Le « en même temps » de Macron sur Poutine laisse la réputation de la France en suspens


L’utilisation fréquente par le président français Emmanuel Macron de « en même temps” (en même temps) plaider pour puis contre une affaire est une plaisanterie en France. Mais quand le chef de la puissance militaire la plus puissante de l’UE parle dur puis doucement avec le Russe Vladimir Poutine, les alliés de la France ne sont pas amusés.

Des roses virevoltent, des chocolats tourbillonnent alors que la ligne d’horizon de Paris se déroule sur une chanson française séduisante dans un clip vidéo du ministère ukrainien de la Défense publié sur Twitter la semaine dernière pour remercier la France pour ses livraisons d’armes.
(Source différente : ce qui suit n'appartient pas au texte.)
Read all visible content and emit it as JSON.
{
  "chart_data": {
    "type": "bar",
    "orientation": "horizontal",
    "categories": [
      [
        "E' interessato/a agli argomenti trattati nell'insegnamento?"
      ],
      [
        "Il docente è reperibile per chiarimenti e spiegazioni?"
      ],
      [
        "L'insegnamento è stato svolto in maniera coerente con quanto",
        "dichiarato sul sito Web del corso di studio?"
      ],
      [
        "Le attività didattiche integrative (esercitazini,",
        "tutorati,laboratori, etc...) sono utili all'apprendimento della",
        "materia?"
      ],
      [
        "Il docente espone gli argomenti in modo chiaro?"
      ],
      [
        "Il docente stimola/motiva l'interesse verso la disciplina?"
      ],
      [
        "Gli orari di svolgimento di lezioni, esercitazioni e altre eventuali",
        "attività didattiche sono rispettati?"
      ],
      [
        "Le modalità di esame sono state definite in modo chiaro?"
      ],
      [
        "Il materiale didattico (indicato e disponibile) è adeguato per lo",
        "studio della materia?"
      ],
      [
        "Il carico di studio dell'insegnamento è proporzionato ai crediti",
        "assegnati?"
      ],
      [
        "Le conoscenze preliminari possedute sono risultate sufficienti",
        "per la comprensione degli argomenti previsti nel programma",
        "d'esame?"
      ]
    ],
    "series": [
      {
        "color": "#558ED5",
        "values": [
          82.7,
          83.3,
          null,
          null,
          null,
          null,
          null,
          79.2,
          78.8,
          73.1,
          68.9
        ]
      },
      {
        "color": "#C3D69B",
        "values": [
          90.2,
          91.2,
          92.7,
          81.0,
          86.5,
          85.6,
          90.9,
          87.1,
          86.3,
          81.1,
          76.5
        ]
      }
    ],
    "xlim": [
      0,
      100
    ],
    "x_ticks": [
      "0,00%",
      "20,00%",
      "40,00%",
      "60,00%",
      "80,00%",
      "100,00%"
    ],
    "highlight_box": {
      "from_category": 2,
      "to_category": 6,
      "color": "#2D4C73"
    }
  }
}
« Les gestes romantiques prennent de nombreuses formes », déclare la vidéo alors que les chanteurs Serge Gainsbourg et Jane Birkin chantent à bout de souffle leur tube des années 1960, « Je t’aime…moi non plus » (Je t’aime… moi non plus). Des images d’obusiers français sur la ligne de front ukrainienne remplissent ensuite l’écran alors que la vidéo se termine par un dernier plaidoyer : « Veuillez nous en envoyer plus ».

Depuis le début de l’invasion russe, l’équipe de communication d’élite du gouvernement ukrainien a publié des vidéos remerciant les pays qui soutiennent leur effort de guerre. Les clips se terminent invariablement par un appel spécifique à la culture pour plus d’armes. La vidéo pour la Suède, par exemple, était un remerciement ironique pour les lance-roquettes Carl Gustav de Stockholm, sur le single d’Abba, « Money, Money, Money ».

Les guerriers ukrainiens des médias sociaux n’auraient pas pu choisir une piste audio plus appropriée pour la France. Le sexy à bout de souffle de GainsbourgJe t’aime…moi non plus” exprime des remerciements avec une déclaration d’amour ambiguë, mais pas tout à fait, tout en transmettant de toute urgence le désir – des armes à feu, pas des roses.

La guerre en Ukraine a vu la France faire des montagnes russes entre paroles et actes, résolution et apaisement apparent, alors que l’Europe est confrontée à l’un de ses plus grands défis sécuritaires depuis la Seconde Guerre mondiale.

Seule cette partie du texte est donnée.